Mi hija de 13 años era una niña dulce y buena y ahora se a convertido en una niña contestan le va fatal los estudios y cada tres por cuatro me llaman por su comportamiento ella se siente fracasada y dice que para qué va esforzarse si luego no le reconocen su esfuerzo a ella siempre le costo aprender y tuvo problemas en este cole los dos años que la cambie a otro para terminar la primaria los profesores se volcaron con ella y la animaron y subieron su autoestima ella a querido volver a este cole para hacer la eso en el cole que le fue mal al principio y hemos vuelto a lo mismo pero peor no se que hacer, ni que decirle ni como ayer me dijo que se quería morir que no tenia ganas de nada y me preocupa volver a caer en ese estado que le da todo igual.

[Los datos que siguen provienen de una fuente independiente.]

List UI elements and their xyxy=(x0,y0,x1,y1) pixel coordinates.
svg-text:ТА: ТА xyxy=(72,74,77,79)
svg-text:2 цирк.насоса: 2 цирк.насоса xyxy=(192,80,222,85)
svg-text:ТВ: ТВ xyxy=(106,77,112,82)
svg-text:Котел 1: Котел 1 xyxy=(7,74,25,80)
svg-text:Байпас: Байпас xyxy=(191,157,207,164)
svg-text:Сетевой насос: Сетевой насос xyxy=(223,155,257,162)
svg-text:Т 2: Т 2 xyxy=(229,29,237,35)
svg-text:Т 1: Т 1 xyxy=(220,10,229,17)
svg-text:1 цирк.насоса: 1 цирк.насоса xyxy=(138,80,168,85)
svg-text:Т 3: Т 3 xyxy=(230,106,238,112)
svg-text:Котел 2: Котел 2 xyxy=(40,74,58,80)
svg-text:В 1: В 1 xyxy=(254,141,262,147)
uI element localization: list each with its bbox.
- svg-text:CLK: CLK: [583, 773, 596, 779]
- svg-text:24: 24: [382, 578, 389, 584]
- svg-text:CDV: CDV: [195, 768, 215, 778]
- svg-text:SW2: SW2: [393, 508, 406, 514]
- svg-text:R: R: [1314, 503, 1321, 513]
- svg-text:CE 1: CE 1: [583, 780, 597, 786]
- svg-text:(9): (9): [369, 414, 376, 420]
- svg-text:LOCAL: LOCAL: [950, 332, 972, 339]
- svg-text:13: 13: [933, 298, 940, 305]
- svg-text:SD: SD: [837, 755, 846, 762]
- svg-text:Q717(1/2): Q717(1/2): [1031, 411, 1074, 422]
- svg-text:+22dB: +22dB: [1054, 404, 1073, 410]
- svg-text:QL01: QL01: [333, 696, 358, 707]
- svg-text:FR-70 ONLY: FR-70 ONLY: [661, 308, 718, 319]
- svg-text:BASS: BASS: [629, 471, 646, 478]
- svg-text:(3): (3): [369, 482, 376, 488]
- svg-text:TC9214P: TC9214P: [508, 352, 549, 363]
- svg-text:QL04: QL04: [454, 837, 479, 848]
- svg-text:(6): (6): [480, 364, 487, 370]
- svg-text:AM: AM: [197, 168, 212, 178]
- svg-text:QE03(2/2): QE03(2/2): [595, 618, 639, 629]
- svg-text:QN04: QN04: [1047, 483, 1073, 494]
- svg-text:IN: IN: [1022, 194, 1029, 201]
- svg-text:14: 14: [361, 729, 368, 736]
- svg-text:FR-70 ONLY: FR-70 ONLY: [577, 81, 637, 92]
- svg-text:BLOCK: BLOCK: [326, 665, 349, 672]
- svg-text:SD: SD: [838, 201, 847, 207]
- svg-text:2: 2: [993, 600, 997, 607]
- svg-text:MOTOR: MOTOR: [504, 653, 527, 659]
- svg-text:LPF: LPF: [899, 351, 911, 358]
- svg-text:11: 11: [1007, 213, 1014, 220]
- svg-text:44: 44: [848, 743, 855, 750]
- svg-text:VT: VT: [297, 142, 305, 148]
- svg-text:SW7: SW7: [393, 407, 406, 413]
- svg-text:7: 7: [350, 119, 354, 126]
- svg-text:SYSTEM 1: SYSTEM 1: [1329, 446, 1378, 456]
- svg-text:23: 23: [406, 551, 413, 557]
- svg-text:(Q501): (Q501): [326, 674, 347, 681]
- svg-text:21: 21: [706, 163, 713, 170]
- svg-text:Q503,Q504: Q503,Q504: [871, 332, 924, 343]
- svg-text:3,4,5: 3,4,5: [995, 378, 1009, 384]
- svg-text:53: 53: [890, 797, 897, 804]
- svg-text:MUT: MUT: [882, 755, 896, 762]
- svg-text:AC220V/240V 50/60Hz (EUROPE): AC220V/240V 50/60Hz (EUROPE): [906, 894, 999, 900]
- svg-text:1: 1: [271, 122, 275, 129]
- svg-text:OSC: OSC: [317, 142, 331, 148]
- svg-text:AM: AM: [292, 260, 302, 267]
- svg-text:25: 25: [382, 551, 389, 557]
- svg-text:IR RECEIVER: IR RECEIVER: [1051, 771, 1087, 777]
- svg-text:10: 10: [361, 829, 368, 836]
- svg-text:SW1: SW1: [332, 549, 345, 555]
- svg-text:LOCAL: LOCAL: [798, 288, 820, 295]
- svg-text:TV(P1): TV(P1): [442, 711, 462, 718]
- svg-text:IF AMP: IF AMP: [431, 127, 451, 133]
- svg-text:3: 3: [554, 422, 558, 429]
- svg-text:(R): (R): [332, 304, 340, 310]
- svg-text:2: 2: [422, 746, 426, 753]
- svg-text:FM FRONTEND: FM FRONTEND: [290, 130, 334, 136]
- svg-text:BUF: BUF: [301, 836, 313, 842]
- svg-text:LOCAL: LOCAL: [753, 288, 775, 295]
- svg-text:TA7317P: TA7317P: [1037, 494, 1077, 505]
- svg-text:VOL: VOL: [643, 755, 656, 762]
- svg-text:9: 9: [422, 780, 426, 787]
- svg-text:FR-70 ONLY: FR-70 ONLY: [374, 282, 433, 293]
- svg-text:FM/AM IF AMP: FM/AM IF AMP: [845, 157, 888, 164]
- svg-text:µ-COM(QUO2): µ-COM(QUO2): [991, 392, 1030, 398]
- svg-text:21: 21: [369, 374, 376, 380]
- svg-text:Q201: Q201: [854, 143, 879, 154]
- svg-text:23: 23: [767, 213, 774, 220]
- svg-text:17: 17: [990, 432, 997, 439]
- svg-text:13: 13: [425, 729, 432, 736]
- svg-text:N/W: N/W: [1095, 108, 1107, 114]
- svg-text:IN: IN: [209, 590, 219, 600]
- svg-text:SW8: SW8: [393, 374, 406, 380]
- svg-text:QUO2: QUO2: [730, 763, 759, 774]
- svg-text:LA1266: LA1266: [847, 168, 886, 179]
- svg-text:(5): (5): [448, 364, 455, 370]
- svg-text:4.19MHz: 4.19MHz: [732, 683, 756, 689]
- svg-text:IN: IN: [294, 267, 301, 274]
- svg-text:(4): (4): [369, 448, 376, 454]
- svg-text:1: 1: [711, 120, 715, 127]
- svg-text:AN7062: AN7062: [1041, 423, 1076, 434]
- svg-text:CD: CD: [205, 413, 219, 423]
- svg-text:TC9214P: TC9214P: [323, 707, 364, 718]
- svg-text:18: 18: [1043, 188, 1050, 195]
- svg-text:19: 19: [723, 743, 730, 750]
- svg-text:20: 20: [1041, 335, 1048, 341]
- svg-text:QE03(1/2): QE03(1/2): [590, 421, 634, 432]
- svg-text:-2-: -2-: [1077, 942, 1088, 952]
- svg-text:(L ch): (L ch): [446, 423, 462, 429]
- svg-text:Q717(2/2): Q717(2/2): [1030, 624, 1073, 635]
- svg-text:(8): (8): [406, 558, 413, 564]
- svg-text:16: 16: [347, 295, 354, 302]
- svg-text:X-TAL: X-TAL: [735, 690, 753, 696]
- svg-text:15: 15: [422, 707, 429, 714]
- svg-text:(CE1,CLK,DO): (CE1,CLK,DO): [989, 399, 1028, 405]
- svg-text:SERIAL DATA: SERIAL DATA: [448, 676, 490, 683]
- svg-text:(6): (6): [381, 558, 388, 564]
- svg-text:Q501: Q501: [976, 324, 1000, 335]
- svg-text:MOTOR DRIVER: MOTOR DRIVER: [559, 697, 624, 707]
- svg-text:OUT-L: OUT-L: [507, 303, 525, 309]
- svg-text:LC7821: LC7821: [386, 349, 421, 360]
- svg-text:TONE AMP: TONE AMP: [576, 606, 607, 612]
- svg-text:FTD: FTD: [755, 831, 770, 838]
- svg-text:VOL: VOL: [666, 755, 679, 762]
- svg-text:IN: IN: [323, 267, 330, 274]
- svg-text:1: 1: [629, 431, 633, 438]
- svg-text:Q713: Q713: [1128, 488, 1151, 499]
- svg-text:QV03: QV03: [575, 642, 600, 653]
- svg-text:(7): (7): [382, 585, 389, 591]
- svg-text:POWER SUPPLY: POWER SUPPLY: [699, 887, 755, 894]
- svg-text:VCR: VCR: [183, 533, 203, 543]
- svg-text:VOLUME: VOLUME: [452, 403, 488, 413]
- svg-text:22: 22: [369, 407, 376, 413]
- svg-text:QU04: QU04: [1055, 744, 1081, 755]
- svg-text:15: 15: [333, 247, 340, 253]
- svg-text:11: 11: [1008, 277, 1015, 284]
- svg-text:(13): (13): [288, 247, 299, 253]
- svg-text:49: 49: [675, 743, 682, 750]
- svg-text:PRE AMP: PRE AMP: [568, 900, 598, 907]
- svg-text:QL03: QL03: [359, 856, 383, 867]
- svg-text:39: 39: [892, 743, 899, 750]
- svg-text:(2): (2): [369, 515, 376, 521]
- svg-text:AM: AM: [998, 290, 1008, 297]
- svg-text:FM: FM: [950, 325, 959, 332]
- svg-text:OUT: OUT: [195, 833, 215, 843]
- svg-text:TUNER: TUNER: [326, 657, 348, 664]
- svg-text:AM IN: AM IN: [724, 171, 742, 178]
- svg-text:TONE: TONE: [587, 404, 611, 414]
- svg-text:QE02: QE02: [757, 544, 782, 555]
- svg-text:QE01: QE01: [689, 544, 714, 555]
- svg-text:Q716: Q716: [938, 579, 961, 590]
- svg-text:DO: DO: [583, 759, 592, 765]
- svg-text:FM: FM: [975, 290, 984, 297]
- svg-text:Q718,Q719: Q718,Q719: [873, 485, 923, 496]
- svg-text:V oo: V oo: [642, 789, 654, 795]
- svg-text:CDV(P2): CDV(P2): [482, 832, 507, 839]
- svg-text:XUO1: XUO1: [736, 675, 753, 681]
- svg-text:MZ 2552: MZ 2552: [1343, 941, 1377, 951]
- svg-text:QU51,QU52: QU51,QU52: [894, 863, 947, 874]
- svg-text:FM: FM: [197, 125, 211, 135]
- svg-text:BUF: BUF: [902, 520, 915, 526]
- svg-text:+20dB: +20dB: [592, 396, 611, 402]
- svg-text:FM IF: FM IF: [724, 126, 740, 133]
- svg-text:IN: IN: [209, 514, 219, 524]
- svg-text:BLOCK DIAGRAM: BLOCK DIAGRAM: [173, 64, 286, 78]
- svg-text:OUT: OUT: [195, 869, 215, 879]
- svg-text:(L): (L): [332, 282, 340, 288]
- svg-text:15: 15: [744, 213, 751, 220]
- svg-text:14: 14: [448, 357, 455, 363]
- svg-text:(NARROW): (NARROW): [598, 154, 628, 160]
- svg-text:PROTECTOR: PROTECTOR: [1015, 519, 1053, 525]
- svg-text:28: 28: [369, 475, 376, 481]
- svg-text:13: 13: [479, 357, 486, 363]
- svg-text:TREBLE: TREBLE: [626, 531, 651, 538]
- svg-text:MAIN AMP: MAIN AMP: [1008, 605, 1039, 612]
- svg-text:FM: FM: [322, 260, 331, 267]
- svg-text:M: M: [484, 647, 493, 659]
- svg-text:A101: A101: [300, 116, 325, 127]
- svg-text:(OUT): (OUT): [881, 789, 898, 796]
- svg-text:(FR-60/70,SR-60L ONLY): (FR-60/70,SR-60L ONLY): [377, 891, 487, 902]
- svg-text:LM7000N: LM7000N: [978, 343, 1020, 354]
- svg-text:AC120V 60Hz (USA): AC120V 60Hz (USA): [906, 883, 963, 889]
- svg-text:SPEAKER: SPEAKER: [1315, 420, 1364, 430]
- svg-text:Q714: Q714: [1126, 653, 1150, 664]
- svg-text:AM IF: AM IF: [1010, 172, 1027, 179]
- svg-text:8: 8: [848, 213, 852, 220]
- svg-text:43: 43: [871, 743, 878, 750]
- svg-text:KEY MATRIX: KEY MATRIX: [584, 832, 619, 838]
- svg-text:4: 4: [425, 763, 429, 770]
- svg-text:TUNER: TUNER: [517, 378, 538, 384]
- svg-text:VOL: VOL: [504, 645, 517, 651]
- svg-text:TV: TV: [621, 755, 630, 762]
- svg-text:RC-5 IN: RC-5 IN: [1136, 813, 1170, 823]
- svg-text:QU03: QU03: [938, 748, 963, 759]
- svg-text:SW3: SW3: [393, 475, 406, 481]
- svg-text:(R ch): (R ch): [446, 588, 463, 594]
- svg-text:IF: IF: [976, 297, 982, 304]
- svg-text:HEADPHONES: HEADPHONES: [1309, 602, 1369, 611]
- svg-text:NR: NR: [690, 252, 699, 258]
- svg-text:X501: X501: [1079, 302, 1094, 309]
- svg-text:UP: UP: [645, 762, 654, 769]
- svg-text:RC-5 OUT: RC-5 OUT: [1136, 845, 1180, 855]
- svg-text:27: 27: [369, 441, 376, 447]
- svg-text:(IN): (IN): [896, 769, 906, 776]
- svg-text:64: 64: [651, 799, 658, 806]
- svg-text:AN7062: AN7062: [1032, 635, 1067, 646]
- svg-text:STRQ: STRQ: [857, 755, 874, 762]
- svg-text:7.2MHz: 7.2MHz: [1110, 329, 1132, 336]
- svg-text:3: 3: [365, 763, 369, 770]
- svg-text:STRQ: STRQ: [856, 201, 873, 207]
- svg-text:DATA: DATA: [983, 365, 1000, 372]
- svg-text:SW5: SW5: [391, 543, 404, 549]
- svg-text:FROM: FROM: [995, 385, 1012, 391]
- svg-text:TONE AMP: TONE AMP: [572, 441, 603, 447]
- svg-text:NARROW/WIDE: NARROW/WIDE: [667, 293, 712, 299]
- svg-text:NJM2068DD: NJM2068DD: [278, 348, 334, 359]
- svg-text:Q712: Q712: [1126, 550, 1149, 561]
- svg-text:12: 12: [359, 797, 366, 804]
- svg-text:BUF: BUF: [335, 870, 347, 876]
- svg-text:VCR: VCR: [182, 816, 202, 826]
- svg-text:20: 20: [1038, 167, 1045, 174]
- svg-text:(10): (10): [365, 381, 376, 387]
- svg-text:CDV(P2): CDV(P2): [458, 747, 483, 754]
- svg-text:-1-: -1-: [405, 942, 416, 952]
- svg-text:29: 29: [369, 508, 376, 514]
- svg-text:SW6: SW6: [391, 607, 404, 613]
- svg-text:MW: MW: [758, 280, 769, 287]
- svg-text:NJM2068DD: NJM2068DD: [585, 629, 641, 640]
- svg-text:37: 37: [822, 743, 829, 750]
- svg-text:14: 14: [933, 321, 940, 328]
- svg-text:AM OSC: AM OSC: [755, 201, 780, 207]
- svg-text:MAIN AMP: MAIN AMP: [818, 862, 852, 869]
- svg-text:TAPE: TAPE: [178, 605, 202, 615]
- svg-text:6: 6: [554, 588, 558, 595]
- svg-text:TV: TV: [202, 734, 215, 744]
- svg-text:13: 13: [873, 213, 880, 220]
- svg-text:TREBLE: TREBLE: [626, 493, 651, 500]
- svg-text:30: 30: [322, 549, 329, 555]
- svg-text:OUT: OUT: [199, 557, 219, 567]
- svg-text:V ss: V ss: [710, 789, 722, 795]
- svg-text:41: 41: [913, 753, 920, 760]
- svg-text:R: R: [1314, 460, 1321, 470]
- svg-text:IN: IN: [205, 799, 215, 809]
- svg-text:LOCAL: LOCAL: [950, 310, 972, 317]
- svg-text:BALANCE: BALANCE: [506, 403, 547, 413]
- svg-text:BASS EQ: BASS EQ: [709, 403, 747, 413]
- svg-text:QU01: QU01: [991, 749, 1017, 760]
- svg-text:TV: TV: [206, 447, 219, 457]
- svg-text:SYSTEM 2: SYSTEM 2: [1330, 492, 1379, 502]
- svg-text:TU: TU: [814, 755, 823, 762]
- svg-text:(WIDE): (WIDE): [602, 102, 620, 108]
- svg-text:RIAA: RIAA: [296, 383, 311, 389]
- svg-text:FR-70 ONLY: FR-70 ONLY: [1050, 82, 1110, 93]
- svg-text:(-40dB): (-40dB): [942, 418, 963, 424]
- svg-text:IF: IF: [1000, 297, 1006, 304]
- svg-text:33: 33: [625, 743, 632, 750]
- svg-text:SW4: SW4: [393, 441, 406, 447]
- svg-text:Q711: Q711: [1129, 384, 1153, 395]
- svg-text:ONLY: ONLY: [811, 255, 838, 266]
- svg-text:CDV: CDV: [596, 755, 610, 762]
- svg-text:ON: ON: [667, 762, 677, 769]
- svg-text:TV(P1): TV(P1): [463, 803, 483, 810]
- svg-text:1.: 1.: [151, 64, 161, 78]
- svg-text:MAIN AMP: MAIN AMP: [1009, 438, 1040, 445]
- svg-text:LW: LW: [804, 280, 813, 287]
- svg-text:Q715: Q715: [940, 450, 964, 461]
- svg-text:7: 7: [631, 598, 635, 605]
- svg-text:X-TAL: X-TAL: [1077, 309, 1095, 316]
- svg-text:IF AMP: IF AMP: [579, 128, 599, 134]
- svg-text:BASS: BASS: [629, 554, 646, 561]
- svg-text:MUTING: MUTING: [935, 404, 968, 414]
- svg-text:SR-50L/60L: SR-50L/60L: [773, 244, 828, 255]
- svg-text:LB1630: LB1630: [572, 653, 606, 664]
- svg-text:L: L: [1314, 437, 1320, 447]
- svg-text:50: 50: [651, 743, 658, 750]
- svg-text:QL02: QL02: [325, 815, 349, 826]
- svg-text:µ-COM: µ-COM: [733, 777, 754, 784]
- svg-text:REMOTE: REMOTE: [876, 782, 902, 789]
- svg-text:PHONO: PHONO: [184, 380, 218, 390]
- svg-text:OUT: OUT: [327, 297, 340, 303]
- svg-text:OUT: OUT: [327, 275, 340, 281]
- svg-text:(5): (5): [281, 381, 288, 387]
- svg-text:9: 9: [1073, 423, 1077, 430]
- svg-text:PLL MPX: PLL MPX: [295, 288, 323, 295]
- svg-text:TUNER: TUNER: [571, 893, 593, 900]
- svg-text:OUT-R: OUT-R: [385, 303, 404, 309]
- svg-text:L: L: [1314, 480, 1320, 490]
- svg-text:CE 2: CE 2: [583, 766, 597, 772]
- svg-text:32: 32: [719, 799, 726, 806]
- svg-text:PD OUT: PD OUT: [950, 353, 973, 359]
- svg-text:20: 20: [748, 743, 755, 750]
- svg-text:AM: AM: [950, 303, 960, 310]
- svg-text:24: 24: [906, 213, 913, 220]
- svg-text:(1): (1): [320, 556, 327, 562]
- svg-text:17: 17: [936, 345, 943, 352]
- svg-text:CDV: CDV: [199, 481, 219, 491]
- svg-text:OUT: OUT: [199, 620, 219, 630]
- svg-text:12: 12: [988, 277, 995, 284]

Es normal que cuando uno entra en la etapa de la adolescencia surjan cambios en su conducta. Sus intereses y necesidades cambian, y muchas veces chocan con las normas que tiene implantada. Es por ello que llega un momento en que puede llegar a rebelarse o simplemente no acatar nada. Si además se encuentra desmotivada y tiene baja autoestima, puede llegar a compensarlo teniendo un comportamiento inadecuado en el colegio o haciendo todo esto como una forma de protesta ante su descontento con la situación actual.

Viendo su estado actual, recomendaría que hablaseis con su centro educativo para tomar medidas de apoyo educativo que puedan ayudarle así como otras dirigidas a tratar su conducta. En caso de que este colegio no le ayude en ese sentido, podrías plantear llevarla a su anterior centro.

En cualquier caso, te recomendaría solicitar ayuda psicológica y psicopedagógica para trabajar su autoestima, su conducta, las causas de su comportamiento, valorar si hace falta una mediación familiar y un consenso de normas, y además que le hagan un diagnóstico de sus necesidades educativas para llevar a cabo una intervención educativa ajustada a ellas y partiendo de sus potencialidades, ritmo y estilo de aprendizaje. Todo esto siempre trabajando de forma cooperativa con el centro educativo.